Aliás, estamos, aqui, perante situações similares às contempladas nos Acs. deste STA, de 25-6-98- Rec. 43603, de 2-2-00 -Rec. 45569 e de 29-22-01- Rec. 48131, apesar de nestes arestos a questão se reconduzir à aplicação do DL 55/96, de 29-3, o mesmo não sucedendo, contudo, em relação ao Ac. deste STA, de 6-2-03 - Rec. 01865/02, que decidiu um recurso jurisdicional interposto pelos agora Recorrentes, que também se reportava a uma deliberação da mesma Comissão de Avaliação, sendo que, no dito recurso, no essencial, se discutiram questões em tudo coincidentes com as que aqui foram apreciadas.
Em suma, bem andou o Meritíssimo Sr. Juiz "a quo" ao rejeitar o recurso contencioso interposto pelas Recorrentes, atenta a sua manifesta ilegalidade, uma vez que da deliberação impugnada cabia prévia reclamação necessária e posterior recurso hierárquico para a Directora da DRAOT/LVT, neste último caso a interpor da deliberação que tivesse decidido tal reclamação.
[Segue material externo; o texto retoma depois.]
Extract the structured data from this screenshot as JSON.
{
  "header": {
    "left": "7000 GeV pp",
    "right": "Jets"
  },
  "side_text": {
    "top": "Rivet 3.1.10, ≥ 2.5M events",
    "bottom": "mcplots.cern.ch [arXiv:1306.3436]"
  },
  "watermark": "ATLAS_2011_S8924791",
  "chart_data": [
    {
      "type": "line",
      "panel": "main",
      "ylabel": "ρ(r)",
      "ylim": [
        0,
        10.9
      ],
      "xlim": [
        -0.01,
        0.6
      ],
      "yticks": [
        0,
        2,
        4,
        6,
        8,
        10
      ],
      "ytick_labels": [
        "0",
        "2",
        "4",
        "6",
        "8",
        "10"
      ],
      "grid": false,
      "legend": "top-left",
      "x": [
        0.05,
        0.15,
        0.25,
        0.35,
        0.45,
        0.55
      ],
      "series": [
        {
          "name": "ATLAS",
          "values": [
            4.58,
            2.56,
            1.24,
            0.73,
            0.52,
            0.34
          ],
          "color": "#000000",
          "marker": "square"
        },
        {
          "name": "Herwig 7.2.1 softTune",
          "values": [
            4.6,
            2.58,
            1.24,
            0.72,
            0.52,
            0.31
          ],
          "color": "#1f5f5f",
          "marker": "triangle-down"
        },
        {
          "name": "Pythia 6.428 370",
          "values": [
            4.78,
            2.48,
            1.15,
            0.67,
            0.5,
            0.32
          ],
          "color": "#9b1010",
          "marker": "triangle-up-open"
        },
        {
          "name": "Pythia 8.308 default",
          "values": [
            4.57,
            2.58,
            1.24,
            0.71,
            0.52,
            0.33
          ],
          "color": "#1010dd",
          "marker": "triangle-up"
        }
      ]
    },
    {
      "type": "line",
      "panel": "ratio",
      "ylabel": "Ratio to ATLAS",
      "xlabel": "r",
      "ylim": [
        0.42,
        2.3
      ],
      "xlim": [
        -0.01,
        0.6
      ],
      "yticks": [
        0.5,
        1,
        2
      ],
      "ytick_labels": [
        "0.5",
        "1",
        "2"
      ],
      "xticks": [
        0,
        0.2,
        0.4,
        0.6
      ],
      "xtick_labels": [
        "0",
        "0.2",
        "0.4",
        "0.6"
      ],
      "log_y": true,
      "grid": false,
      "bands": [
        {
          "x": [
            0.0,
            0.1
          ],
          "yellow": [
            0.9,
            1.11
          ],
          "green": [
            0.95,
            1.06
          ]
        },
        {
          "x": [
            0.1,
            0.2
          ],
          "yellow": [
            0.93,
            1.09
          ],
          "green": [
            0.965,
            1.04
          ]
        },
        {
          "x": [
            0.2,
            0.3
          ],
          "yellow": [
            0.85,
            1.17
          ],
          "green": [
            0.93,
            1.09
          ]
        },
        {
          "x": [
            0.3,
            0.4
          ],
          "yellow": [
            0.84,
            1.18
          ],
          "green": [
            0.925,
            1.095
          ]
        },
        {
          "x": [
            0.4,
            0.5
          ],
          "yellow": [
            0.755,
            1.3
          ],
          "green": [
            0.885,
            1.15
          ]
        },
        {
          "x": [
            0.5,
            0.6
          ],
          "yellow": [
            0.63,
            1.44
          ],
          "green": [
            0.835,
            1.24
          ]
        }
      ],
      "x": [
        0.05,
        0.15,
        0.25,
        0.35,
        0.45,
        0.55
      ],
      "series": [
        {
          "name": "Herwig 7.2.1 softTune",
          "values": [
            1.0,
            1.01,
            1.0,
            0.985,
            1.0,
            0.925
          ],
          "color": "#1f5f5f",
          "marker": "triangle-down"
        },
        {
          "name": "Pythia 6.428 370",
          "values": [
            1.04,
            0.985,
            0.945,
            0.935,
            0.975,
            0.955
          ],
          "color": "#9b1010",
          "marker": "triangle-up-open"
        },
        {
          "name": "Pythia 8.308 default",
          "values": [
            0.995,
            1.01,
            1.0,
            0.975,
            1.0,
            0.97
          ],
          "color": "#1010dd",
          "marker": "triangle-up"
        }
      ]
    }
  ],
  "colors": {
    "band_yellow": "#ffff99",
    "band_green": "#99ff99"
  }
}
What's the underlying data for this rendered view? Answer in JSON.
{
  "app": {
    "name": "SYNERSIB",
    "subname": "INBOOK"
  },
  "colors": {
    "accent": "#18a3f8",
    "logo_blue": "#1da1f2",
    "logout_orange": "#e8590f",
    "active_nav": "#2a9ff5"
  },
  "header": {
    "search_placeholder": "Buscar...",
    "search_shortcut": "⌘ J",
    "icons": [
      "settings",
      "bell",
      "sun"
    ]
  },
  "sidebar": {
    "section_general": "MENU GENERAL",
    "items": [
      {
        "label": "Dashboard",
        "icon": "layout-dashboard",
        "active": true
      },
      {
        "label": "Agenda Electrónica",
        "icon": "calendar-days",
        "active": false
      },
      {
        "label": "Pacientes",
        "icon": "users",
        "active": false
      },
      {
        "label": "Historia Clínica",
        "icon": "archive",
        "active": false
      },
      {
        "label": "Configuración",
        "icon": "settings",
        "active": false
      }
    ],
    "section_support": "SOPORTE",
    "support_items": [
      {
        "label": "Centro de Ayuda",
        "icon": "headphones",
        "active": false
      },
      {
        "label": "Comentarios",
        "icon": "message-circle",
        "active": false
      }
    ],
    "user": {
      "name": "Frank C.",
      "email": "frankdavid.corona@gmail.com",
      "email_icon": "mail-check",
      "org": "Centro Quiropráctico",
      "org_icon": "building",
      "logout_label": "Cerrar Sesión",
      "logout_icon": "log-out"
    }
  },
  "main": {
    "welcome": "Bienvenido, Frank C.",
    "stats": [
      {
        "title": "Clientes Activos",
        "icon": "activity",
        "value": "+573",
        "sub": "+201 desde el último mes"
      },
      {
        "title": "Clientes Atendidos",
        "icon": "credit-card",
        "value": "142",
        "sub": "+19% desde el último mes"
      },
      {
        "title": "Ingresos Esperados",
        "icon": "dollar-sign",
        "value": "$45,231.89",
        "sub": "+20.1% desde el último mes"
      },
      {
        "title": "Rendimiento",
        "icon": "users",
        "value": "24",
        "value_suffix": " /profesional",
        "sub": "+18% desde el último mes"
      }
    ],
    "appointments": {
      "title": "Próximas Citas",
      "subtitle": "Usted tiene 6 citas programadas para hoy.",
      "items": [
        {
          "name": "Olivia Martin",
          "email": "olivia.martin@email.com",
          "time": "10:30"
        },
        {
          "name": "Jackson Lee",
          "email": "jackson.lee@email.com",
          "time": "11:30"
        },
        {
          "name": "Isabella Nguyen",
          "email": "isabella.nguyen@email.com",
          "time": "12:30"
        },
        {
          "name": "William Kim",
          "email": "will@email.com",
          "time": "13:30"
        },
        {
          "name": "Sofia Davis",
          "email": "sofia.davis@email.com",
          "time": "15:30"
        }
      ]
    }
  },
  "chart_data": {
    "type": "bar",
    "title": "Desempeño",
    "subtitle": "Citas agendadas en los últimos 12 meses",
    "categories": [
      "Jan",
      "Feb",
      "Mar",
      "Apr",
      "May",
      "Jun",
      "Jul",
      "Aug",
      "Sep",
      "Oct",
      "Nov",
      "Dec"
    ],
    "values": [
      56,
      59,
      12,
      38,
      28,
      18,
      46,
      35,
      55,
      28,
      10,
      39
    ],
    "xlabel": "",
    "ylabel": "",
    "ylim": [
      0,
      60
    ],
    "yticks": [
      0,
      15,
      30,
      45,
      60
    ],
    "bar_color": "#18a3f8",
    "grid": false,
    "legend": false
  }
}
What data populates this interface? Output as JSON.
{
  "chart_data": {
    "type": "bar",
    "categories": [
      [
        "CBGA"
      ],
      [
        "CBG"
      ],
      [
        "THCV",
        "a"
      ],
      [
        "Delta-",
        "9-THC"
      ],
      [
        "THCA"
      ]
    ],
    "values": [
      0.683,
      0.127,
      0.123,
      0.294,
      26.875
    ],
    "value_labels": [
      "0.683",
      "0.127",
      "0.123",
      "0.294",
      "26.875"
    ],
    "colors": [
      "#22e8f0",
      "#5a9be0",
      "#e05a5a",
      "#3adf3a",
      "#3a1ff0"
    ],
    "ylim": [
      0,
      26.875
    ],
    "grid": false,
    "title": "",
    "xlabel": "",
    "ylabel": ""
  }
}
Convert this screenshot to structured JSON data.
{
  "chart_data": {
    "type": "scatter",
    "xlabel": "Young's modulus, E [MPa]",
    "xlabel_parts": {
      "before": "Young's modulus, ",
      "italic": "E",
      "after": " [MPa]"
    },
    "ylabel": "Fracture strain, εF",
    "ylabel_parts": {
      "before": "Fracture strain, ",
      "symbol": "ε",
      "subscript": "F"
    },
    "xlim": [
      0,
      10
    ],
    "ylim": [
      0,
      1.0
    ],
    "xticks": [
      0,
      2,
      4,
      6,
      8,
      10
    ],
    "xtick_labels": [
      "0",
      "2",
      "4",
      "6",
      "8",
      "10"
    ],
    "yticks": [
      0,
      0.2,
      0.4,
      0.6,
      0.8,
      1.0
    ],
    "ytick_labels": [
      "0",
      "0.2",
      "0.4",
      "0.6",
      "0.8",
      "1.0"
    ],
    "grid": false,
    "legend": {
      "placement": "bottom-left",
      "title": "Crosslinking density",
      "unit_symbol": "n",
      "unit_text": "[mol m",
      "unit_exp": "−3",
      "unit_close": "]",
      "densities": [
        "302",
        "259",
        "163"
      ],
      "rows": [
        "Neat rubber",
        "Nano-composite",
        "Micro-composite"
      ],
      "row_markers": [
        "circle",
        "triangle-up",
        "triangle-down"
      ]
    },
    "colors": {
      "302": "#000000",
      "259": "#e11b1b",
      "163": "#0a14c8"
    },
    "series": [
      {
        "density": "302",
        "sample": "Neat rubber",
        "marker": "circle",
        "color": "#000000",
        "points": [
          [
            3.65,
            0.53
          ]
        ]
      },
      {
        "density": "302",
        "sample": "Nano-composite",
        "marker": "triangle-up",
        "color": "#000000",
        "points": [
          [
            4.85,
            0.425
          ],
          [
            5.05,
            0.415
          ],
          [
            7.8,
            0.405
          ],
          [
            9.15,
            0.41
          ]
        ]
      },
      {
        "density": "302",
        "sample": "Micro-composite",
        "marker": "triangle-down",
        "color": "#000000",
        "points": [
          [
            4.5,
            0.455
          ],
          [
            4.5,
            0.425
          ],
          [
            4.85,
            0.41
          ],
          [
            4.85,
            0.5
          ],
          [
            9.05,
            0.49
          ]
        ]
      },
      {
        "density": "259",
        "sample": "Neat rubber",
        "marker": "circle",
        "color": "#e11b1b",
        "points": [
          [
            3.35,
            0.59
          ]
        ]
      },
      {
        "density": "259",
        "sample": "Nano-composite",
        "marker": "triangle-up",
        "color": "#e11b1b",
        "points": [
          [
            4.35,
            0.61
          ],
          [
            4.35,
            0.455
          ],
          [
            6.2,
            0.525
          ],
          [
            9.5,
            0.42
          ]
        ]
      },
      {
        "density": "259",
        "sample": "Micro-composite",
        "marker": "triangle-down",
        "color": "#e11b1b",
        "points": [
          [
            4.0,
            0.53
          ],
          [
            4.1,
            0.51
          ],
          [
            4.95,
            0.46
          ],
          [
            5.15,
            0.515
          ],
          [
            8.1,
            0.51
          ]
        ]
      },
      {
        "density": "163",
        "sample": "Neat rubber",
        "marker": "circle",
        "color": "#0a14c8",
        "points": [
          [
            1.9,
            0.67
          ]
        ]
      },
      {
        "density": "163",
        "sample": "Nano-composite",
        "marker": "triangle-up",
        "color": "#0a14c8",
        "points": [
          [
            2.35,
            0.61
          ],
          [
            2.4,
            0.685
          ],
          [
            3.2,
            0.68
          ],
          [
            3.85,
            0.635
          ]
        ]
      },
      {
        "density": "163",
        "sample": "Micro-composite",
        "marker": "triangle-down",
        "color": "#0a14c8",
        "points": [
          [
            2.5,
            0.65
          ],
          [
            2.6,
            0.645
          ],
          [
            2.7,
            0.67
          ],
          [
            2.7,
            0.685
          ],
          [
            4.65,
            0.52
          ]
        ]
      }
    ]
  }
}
Não procedem, assim, as conclusões 1ª a 12ª e 14ª da alegação das Recorrentes.
3. 3 Por outro lado, sendo de manter a sentença do TAC, que, como já se viu, rejeitou o recurso contencioso, não cumpre, obviamente, conhecer das conclusões 13º e 14ª da alegação, onde se defende a anulação da deliberação impugnada, por alegada violação dos artigos 30°, n° 1, alínea a) da LPTA e 68°, n° 1, alíneas b) e c) do CPA.
Na verdade, por força da constatada ilegalidade na interposição do recurso, por não verificação do pressuposto processual atinente com a recorribilidade do acto, impossibilitado está o Tribunal de se pronunciar sobre as ilegalidades que as Recorrentes imputam ao acto impugnado, por estas contenderem com a questão de mérito.
4- DECISÃO
'Nestes termos, acordam em negar provimento ao recurso jurisdicional, mantendo-se a sentença recorrida.
Custas pelas Recorrentes, fixando-se a taxa de justiça em 400 euros e a procuradoria em 2 00 Euros.
Lisboa, 9 de Abril de 2003.
Santos Botelho - relator- Adérito Santos - Azevedo Moreira.